The Security Council has asked for enrichment to be suspended and that should be done, a U.K. Foreign Office spokesman said today. It will be for the UN’s International Atomic Energy Agency to verify what actions Iran has taken according to the 60-day deadline laid down by the Security Council, the spokesman said.

The latest Iranian statement is “a bad sign,” French Foreign Minister Philippe Douste-Blazy said in a statement, Agence France-Presse reported. He called on Iran to “seize the opportunity to open a dialogue” offered at the time of the adoption of the latest Security Council resolution, AFP said.

EU Concern

Germany also expressed growing “concerns” in light of Iran’s statements. “The latest announcements from Iran are a clear provocation to the West,” Ruprecht Polenz, head of the German Parliament’s foreign affairs committee said.

“The UN Security Council has unmistakably set out what the next steps are.
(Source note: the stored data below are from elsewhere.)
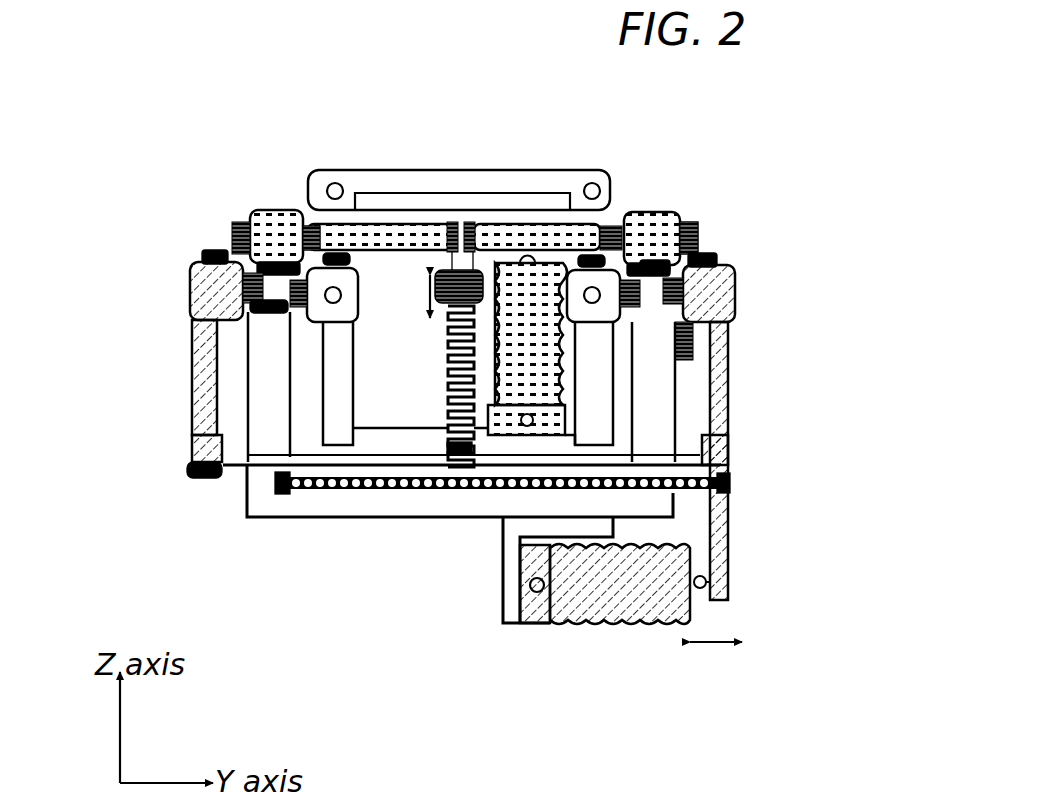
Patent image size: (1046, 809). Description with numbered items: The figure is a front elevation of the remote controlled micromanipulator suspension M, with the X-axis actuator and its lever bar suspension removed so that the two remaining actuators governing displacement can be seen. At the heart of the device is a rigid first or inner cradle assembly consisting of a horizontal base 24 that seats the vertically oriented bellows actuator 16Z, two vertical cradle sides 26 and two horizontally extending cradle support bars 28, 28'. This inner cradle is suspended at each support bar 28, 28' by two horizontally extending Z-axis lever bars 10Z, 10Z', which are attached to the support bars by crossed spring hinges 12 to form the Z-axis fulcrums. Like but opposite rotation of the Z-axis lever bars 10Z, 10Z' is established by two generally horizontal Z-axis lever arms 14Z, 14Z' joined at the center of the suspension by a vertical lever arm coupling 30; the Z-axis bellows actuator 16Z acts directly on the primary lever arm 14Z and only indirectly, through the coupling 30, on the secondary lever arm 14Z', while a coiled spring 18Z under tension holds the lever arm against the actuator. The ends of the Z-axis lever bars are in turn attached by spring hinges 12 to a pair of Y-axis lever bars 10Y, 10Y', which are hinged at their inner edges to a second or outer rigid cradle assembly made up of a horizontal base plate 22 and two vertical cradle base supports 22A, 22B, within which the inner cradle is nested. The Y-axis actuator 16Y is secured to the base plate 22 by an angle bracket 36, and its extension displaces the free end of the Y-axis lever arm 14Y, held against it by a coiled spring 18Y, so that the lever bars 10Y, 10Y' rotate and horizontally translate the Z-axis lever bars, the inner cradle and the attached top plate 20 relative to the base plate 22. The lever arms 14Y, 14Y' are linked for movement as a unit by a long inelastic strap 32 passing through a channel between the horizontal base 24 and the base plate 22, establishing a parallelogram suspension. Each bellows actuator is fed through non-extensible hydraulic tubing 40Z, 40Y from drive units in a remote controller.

The micromanipulator suspension M is at (273, 68).
The Z-axis lever bar 10Z is at (235, 205).
The Z-axis lever bar 10Z' is at (684, 203).
The Y-axis lever bar 10Y is at (750, 306).
The Y-axis lever bar 10Y' is at (174, 267).
The spring hinge 12 is at (320, 220).
The Z-axis lever arm 14Z is at (380, 176).
The Z-axis lever arm 14Z' is at (545, 175).
The Y-axis lever arm 14Y is at (770, 461).
The Y-axis lever arm 14Y' is at (145, 391).
The Z-axis bellows actuator 16Z is at (540, 313).
The Y-axis actuator 16Y is at (622, 595).
The coiled spring 18Z is at (425, 490).
The coiled spring 18Y is at (383, 490).
The top plate 20 is at (353, 186).
The base plate 22 is at (308, 508).
The cradle base support 22A is at (273, 408).
The cradle base support 22B is at (658, 388).
The horizontal base 24 is at (352, 490).
The cradle side 26 is at (343, 400).
The cradle support bar 28 is at (353, 312).
The cradle support bar 28' is at (703, 268).
The lever arm coupling 30 is at (458, 220).
The inelastic strap 32 is at (235, 470).
The angle bracket 36 is at (508, 597).
The hydraulic tubing 40Z is at (527, 420).
The hydraulic tubing 40Y is at (537, 592).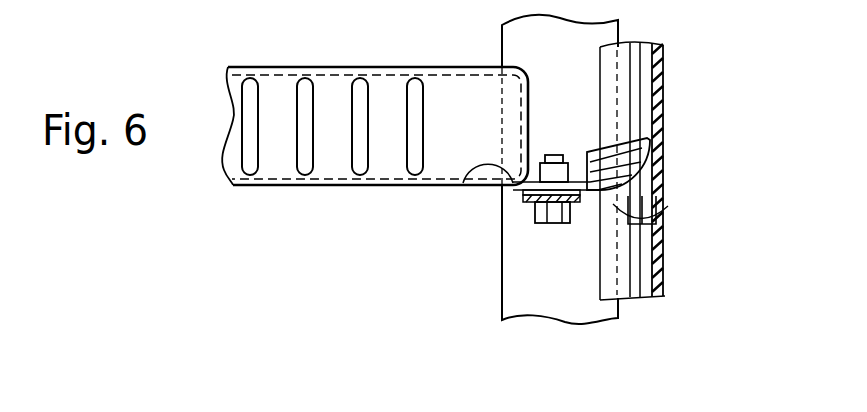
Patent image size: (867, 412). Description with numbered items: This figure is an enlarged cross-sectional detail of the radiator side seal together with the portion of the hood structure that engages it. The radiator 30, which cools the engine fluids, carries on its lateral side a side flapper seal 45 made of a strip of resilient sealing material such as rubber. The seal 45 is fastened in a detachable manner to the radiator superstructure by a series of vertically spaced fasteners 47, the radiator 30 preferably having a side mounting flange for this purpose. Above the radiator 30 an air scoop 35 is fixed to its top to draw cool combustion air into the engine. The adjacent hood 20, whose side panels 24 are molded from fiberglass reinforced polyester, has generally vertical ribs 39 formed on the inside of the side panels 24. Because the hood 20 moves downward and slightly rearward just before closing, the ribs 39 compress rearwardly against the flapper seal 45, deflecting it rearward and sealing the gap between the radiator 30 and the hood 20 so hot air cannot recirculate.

The hood 20 is at (668, 293).
The side panels 24 is at (665, 95).
The radiator 30 is at (287, 142).
The air scoop 35 is at (463, 183).
The ribs 39 is at (650, 220).
The side flapper seal 45 is at (642, 128).
The fasteners 47 is at (550, 222).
Tehran, too, must have an interest in providing transparency to help defuse this crisis,” Polenz said in a phone interview today.
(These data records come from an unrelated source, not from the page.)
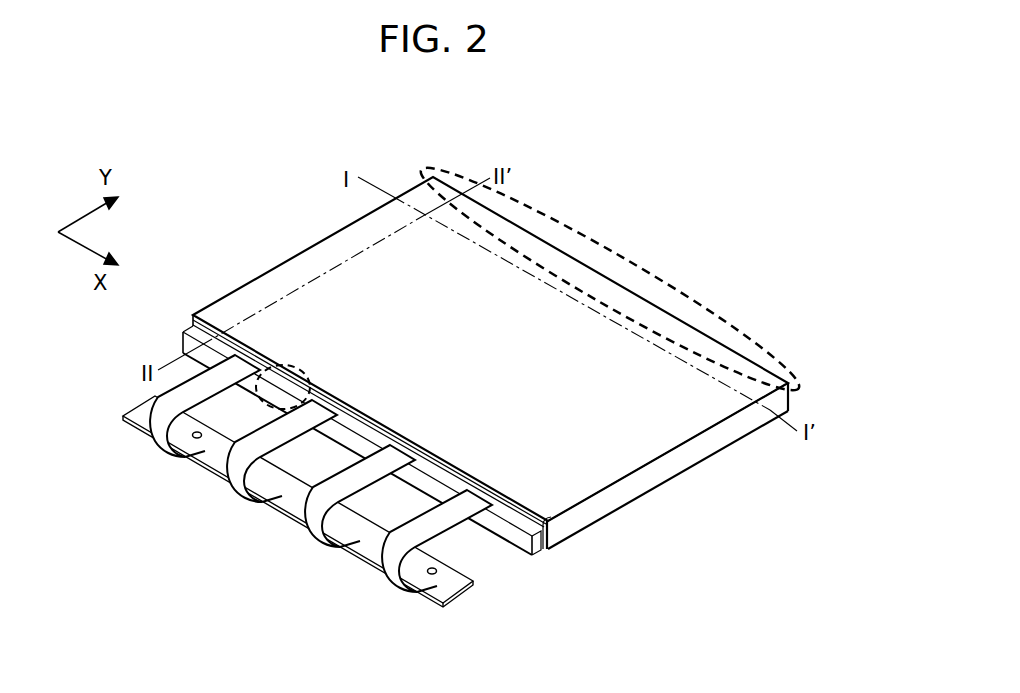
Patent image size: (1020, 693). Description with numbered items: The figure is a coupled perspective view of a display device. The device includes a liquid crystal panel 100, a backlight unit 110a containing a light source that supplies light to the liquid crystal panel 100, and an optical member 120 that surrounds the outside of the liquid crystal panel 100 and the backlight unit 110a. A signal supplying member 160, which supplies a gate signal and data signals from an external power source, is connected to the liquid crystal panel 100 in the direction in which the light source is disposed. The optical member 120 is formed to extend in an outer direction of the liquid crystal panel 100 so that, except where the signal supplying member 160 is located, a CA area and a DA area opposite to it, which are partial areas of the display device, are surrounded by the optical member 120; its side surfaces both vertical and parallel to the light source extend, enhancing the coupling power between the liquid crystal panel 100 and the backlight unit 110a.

The liquid crystal panel 100 is at (552, 511).
The backlight unit 110a is at (503, 540).
The optical member 120 is at (643, 448).
The signal supplying member 160 is at (443, 582).
The DA area DA is at (606, 248).
The CA area CA is at (250, 398).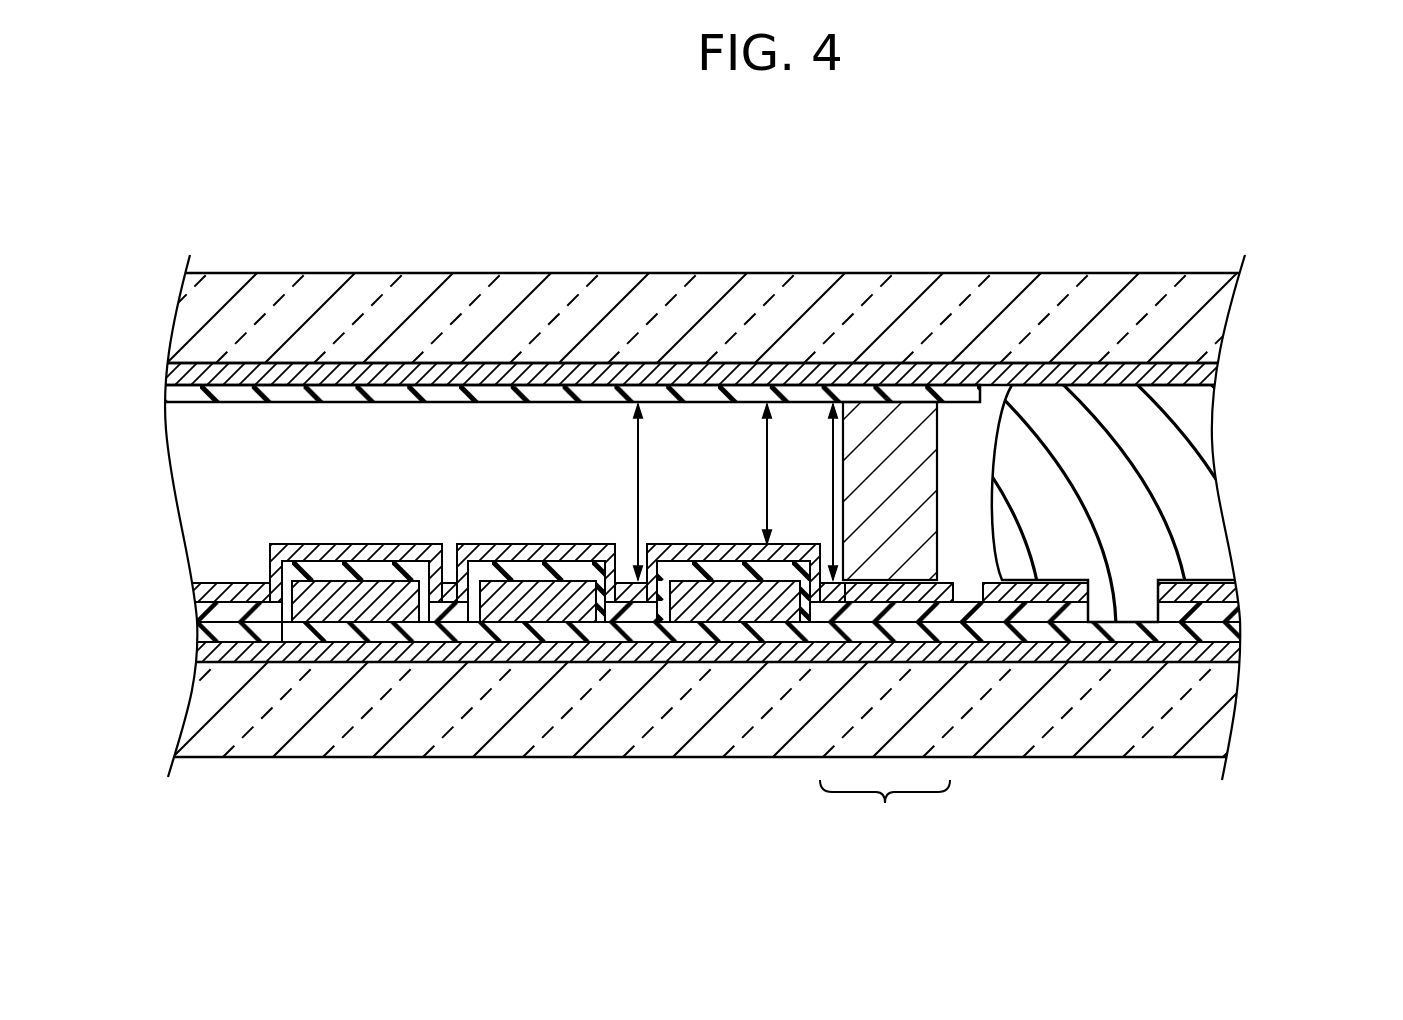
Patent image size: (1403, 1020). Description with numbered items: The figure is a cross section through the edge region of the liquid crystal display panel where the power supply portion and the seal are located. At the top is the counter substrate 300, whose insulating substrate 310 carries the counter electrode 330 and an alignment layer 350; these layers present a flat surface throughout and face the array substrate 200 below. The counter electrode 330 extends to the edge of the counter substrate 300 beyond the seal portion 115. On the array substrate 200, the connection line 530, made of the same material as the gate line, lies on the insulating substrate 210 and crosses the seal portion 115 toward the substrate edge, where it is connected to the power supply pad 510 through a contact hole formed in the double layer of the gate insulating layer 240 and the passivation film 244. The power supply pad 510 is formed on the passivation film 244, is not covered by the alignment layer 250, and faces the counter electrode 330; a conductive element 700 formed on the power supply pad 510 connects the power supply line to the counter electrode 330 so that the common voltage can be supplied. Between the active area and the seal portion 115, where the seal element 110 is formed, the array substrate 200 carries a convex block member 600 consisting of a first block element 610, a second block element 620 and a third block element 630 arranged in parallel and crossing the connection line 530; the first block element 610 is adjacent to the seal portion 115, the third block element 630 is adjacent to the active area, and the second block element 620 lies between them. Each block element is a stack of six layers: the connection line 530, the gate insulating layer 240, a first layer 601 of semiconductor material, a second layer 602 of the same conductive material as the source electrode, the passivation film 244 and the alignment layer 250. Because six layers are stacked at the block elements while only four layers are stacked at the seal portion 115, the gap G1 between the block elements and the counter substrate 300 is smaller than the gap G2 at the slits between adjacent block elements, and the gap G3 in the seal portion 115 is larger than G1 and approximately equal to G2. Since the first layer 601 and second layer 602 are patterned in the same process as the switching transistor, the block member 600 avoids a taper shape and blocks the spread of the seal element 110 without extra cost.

The counter substrate 300 is at (731, 324).
The insulating substrate 310 is at (183, 322).
The counter electrode 330 is at (165, 381).
The alignment layer 350 is at (167, 395).
The seal element 110 is at (905, 435).
The conductive element 700 is at (1212, 497).
The gap between block elements and counter substrate G1 is at (747, 452).
The gap between slits and counter substrate G2 is at (624, 470).
The gap between substrates in seal portion G3 is at (815, 472).
The array substrate 200 is at (716, 673).
The insulating substrate 210 is at (1225, 718).
The connection line 530 is at (198, 652).
The gate insulating layer 240 is at (197, 630).
The passivation film 244 is at (197, 612).
The alignment layer 250 is at (210, 580).
The power supply pad 510 is at (1237, 582).
The block member 600 is at (545, 673).
The first block element 610 is at (718, 642).
The second block element 620 is at (524, 642).
The third block element 630 is at (328, 642).
The first layer 601 is at (348, 600).
The second layer 602 is at (343, 585).
The seal portion 115 is at (885, 812).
The European Union said it observed Iran’s announcement with “great concern” and that producing uranium on an industrial scale is in “direct contradiction” to the requirements of the UN Security Council and the IAEA, the German Foreign Ministry said in a statement. Germany holds the EU’s six- month rotating presidency.

The IAEA said Feb. 22 that Iran planned to have 3,000 centrifuges at Natanz, 150 miles (240 kilometers) south of Tehran, by May. A UN official with direct knowledge of the IAEA’s Iran investigation at the time called that goal optimistic.

`Probably Exaggeration’

Russia’s government, which is building Iran’s first nuclear reactor, in the southern port city of Bushehr, said today it wasn’t aware of significant developments in the Islamic Republic’s nuclear program.

Russia is “unaware of any technological breakthrough” in Iran’s work on uranium enrichment, Foreign Ministry spokesman Mikhail Kamynin said in a statement on the ministry’s Web site.

Iran’s accounts of its nuclear accomplishment are “probably exaggeration,” Heinrich Matthee, an analyst with the London- based Control Risks, said. It’s “unlikely” that Iran has 3,000 centrifuges running now, Matthee said in a telephone interview.

“If one looks at the general pattern — bureaucratic inefficiency, the quality of the program has never been top- notch,” he said “Up to 1,000 centrifuges may be working. They may work for a day or a week and then break; the quality is not high to begin with.”

Iran’s announcement that it plans 50,000 centrifuges, though it can’t be excluded at some stage in the future, is “a claim in the propaganda war,” Matthee said.

Iran denies that its nuclear program is aimed at building a bomb, saying the work is in accordance with the terms of the Non- Proliferation Treaty. Iran is a signatory to the accord, which stipulates the right to nuclear power for peaceful purposes, and encourages non-proliferation and disarmament.